Revolving around the existence, importance and the necessity of various key genres in the South Asian film industry, the panel discussion on the topic titled, “Genre Busters” was held on the second day of Pakistan International Film Festival (PIFF) at Ziauddin University.
Being moderated by Hashim Raza, the session saw participation from some of the prominent film-makers from the Bollywood and Lollywood industry including the director of Baahubali S.S. Rajamouli, Adnan Sarwar, acclaimed actor Vinay Pathak, director and actor Nandita Das, Sana Tauseef, and Shobu Yarlagadda.
The panel discussion kicked off with the views being shared by the producer of Bahubali 2, Shobu Yarlagadda, who told the audience about the classification of genres in Indian film industry that only comprises of Action, Comedy and Drama.
“Though it is difficult to define ‘genre,’ we differentiate between commercial cinema and niche cinema,” he told. According to him, Baahubali could not be placed under a specific genre. “It’s a mainstream film,” he said.
S.S. Rajamouli, director of Bahubali 2, also joined in the discussion and said that the genre doesn’t matter while what really matters is the story that you want to come out.
Pakistani film-maker Adnan Sarwar of the Shah fame was more or less of the same opinion as he said that he doesn’t get involved in genre while making a film.
“For me, it all comes down to whether a film is good or bad depending upon how passionate you are about the story that you are telling. The patterns of content consumption are changing and I try to make more of Indie films,” he shared.
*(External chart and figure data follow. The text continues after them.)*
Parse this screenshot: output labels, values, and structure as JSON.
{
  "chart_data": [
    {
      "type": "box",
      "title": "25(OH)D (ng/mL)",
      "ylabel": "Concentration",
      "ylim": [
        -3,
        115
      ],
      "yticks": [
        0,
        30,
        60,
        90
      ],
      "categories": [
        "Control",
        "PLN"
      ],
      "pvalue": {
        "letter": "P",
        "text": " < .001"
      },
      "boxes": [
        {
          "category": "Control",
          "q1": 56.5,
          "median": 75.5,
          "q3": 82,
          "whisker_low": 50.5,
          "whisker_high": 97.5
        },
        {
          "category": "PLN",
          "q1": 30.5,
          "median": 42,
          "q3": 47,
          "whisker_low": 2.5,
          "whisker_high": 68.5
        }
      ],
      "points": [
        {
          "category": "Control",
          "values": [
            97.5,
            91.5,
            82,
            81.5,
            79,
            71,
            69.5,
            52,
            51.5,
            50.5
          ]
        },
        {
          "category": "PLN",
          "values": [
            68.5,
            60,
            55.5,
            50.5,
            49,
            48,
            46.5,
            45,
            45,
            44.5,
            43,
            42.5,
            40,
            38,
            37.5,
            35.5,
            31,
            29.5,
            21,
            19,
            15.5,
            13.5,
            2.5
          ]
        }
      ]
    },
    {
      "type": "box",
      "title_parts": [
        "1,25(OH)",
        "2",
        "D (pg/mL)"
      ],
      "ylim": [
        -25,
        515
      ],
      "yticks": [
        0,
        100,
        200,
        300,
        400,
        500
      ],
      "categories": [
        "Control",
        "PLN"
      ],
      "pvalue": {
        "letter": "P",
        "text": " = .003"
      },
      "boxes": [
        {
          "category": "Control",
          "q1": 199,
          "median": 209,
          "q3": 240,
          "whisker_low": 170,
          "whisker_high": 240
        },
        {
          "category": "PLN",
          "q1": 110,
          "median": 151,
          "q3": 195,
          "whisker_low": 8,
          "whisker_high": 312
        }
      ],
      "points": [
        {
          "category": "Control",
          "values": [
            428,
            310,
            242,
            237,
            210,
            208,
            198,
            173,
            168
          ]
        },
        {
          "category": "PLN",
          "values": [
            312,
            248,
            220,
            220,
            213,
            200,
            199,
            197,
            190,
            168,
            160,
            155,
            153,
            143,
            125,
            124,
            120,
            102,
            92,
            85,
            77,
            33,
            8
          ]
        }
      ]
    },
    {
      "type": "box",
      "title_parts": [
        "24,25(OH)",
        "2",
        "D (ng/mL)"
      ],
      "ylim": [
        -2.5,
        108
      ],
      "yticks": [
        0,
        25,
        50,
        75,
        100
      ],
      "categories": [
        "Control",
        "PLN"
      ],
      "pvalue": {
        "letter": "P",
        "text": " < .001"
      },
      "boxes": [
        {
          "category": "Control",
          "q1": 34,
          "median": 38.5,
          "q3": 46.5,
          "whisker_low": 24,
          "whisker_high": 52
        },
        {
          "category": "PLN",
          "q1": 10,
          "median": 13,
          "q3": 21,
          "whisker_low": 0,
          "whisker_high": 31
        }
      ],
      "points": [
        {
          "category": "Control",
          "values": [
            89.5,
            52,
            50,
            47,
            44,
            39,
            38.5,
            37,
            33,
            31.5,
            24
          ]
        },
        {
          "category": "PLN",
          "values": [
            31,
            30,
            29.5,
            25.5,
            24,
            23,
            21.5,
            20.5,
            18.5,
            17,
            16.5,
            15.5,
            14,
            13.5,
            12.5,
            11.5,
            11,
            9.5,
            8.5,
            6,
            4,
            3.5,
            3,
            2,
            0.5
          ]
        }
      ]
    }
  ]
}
He further emphasized to look into a story rather than looking into a genre and said, “We need to focus on these aspects while making films. Are we telling films honestly? Are we telling stories that move people? We make stories that are honest, passionate, and that can be told under three crore rupees.”
While Adnan Sarwar was of the view that films should avoid controversial subjects in the present times, actress and film-maker Nandita Das disagreed to it, saying that a filmmaker should tell what s/he wants to tell.
Speaking on the subject of genre busters, Das said, “Sometimes ‘labelling’ restricts the kind of message, which is meant to be conveyed. Genres are fluid. All kinds of different films must exist because there is an audience for all kinds of different genres.”
She laid emphasis on how every kind of work should be done. “The space for diverse cinema is shrinking,” she further revealed.
Award winning documentary filmmaker and film producer Sana Tauseef spoke about how Indian industry was comparatively different from Pakistan in terms of animation, which is relatively a new field here. Veteran Indian actor Vinay Pathak of Bheja Fry fame shared that he considers the story and the script while signing a film.
“You tell a story because you want to tell it, not because it will fetch you money. You don’t have a science of what will work for you in terms of making money so it’s better to stick to passion,” he opined.
By the end of the session, it could clearly be figured out that genre had not been essentially important for the filmmakers in South Asia; however, the prime focus has always remained on the art of storytelling; however, there is a need for films with social conscience. As Das puts it, “Cinema cannot create a revolution but it does get to your subconscious and it impacts us.”